Ich denke, dass Psychotherapie der unterschiedlichen Verfahren durchaus einen Stellenwert im Therapieregime hat, da aber der VT-ler im Regelfall nur VT und seine Spielarten kennt und betreibt und der Tiefenpsychologe nur dieses Verfahren kennt, wird es über dem Patienten ausgeschüttet, ob sinnvoll oder nicht. Kommt mir vor wie der Arzt, der alles mit Betablockern behandelt, egal ob Bradycardie oder Tachycardie, Lungenentzündung oder Gebrochenes Bein.
Diese Differenzierung obliegt primär dem PSYCHIATER, weil er der einzige ist, der kraft seiner ärztlichen und psychotherapeutischen Kenntnisse den Sinn und Ansatz der Therapien einschätzen kann.

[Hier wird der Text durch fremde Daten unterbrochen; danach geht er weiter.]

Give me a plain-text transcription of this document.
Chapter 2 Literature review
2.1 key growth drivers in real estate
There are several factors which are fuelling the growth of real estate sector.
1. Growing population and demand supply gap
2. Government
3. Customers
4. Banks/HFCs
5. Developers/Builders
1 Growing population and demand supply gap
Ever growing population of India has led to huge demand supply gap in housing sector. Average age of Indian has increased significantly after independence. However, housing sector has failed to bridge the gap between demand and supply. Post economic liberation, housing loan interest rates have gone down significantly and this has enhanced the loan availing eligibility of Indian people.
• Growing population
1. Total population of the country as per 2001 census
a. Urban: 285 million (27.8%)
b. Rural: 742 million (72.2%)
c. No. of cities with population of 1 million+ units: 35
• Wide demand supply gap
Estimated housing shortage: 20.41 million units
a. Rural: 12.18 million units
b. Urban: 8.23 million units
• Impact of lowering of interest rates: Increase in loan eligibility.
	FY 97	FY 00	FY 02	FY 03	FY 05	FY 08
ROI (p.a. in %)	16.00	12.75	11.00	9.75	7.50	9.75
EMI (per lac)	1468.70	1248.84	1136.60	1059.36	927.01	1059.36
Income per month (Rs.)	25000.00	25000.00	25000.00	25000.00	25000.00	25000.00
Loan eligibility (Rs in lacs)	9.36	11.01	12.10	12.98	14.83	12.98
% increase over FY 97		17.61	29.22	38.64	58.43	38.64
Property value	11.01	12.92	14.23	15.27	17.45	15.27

Außerdem erscheint mit sowohl die Ausbildung zur Psychotherapie als auch die recht geschlossenen Kreise vor allem derer mit Ausbildungsberechtigung sehr mafiös-sektenhaft organisiert, wenn man sich die Kosten für eine PT-ausbildung und die geringe Verantwortung, die der Ausbilder hat, anschaut durchaus verständlich!
Deshalb zuerst zum FA für Nervenheilkunde/Psychiater, dann von diesem bei Indikation und geeignetem KH- stadium zur Psychotherapie, nicht umgedreht.
  • Die KVBW habe bereits bei der Diskussion des Versorgungsstrukturgesetzes gefordert, die psychotherapeutischen Leistungen auszubudgetieren und einen eigenen Versorgungstopf für die Psychotherapeuten einzurichten. "Nur so kann verhindert werden, dass die steigende Zahl der psychischen Erkrankungen zu Lasten der somatischen Patienten bei den Haus- und Fachärzten geht", ergänzte KVBW-Vorstand Johannes Fechner.